Population Density, Fighting For Space, Making More Phone Calls — and Twittering
In his piece What Phone Calls Taught Me about Twitter, my colleague Greg Hay starts with the fact that big-city dwellers communicate more than small-city dwellers, and ends up with a theory that the dense crowding of voices on Twitter motivates us all to engage with Twitter at greater volumes and intensity than other social networks.

MIT professor Carlo Ratti studied the volume of telephone communication by city and determined that it increases with population density at an exponential multiple of 1.5. For example, New Yorkers talk on the phone 30 times more than residents of Syracuse.
Greg suggests that the competition for space and attention in dense geographies triggers a Darwinian response:
“people begin to move and interact faster at a subconscious level because survival and competitive instincts kick in. Therefore in New York, we feel compelled to chat on the phone more and walk faster because instinctually there are so many more of us competing for space and mindshare among our peers that the fear of losing drives us to use the phone more and briskly pass tourists on the sidewalk.”
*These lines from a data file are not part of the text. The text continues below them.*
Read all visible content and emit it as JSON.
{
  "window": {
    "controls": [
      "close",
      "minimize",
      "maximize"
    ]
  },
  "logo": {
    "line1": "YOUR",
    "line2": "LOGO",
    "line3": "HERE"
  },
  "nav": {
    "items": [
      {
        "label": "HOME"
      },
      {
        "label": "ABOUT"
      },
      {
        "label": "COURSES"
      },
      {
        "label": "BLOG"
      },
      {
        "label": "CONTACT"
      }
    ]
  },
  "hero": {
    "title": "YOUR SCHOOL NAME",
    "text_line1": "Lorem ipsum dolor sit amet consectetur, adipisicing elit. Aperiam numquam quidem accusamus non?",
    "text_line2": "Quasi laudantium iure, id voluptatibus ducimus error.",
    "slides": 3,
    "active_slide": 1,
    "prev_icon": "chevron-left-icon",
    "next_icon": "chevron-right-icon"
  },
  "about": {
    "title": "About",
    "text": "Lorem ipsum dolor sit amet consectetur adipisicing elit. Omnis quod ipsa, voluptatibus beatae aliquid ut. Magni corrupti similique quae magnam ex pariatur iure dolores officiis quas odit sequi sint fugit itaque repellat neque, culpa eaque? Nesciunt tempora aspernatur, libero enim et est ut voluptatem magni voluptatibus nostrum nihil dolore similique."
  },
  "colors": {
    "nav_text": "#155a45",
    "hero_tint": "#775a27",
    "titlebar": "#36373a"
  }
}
Which brings us to Twitter.
“Think about it. What did we do on MySpace? I looked at your page, turned off the dumb song you picked and maybe checked out your pictures, but I was alone on the page. With Facebook I could chat with friends, tag the same pictures and the Feed of news kept reminding me that I was not on Facebook alone, so that same instinct that tells me to walk fast, also told me to update my status and make witty comments. I was competing for mindshare among my friends. Now with Twitter, the entire experience is a New York City sidewalk, I’m never alone at any stage of the experience.”
It turns out urbanites are more likely to use Twitter than the rest of the population. Though I wonder how Oprah and Aston Kutcher will affect Twitter’s demographics. If the conversational nature of Twitter — that New York City sidewalk on which we’re all bustling and elbowing — becomes more of a broadcast, a show that we’re watching in 140-character sound bites, will we lose our motivation to participate? Will we start to feel all alone again?